Greece and the rest of the periphery remain tail risks for Europe, but we still expect such will be contained. We continue to believe that the largest threat to European unity now comes from the right wing, as seen in France, due to anti-immigrant and anti-integration sentiment among voters, but it is often too easy to over-estimate this factor. Related to this is the Brexit vote. We do not believe that it will approve an exit, but it will likely be a very close vote.

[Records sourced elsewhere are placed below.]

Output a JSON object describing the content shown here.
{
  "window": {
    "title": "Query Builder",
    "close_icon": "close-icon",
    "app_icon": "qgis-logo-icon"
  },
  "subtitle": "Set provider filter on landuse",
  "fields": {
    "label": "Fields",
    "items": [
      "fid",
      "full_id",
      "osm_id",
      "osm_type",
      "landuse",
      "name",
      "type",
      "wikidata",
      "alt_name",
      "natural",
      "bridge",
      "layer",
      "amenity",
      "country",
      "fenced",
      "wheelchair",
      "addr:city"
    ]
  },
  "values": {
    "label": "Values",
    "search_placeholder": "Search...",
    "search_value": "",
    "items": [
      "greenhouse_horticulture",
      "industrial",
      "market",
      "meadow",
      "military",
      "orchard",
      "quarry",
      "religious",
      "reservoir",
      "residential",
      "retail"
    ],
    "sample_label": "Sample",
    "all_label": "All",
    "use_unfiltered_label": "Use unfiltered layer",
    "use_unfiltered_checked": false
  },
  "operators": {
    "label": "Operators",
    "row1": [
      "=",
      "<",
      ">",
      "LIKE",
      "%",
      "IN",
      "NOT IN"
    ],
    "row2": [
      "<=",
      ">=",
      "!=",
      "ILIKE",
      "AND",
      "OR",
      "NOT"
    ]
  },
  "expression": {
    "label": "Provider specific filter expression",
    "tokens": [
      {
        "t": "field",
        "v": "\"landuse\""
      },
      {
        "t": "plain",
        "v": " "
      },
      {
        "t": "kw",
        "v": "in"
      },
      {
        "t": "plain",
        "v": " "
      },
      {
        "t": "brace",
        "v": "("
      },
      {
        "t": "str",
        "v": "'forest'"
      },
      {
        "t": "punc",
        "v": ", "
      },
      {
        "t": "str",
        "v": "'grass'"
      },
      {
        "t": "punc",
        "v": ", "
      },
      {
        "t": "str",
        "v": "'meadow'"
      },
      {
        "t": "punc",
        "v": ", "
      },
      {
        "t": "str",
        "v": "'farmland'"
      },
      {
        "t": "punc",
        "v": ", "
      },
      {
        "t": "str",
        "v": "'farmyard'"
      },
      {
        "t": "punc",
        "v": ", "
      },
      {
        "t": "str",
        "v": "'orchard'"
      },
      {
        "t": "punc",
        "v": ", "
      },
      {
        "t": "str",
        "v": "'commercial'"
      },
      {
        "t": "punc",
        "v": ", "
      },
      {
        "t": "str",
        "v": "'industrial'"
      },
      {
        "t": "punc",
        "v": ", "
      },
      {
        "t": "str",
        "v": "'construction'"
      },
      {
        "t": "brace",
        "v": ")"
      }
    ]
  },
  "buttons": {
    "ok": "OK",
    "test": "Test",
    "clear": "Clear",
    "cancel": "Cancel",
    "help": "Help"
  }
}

China continues to struggle during its transition to a more balanced economy, but does not appear to be in an overall hard landing. Certainly, volatility in its equity and currency markets has lessened confidence in the country’s stability, but we expect it to achieve 6.4% HoH SAAR growth both in the 2Q16-3Q16 and 4Q16-1Q17 periods, which matches consensus. Inflation remains very low, as measured by the CPI, and pipeline inflation remains negative. Exports are subdued, while imports in value terms are suppressed mostly by lower commodity prices. Meanwhile, top tier cities’ property prices are surging even further, and middle to lower tier cities’ prices have rebounded somewhat, which should lead to improved housing starts this year. Importantly, auto sales remain strong and are a major stimulus to the economy.

Although its reform efforts have been disappointing so far, the government is acting rapidly to counter economic deceleration. Besides trying to stabilize the stock market, it has increased infrastructure spending and loosened rules for local government financing. Importantly, it is starting to let state-owned enterprises in certain industries (especially polluting ones with overcapacity) go bankrupt or enter forced restructurings. This may cause some upheavals, but such is necessary. For this reason, industrial production will continue to be constrained, but the service sector will likely remain very firm.

Other Emerging economies have remained reasonably stable in the past quarter, although Brazil is still struggling with its economy and political stability. Mildly rising commodity prices, however, will likely provide a boost, and investor sentiment has already anticipated improvement (and erased the disaster scenario). External debt in USD terms, both bonds and bank debt, of EM corporates remains a critical factor to watch, especially as the latter can be redrawn relatively quickly. Rating agency downgrades of the corporations, often linked to declines in the sovereign rating, are occurring much more rapidly these days and some of these corporates are very large debtors, especially in Brazil.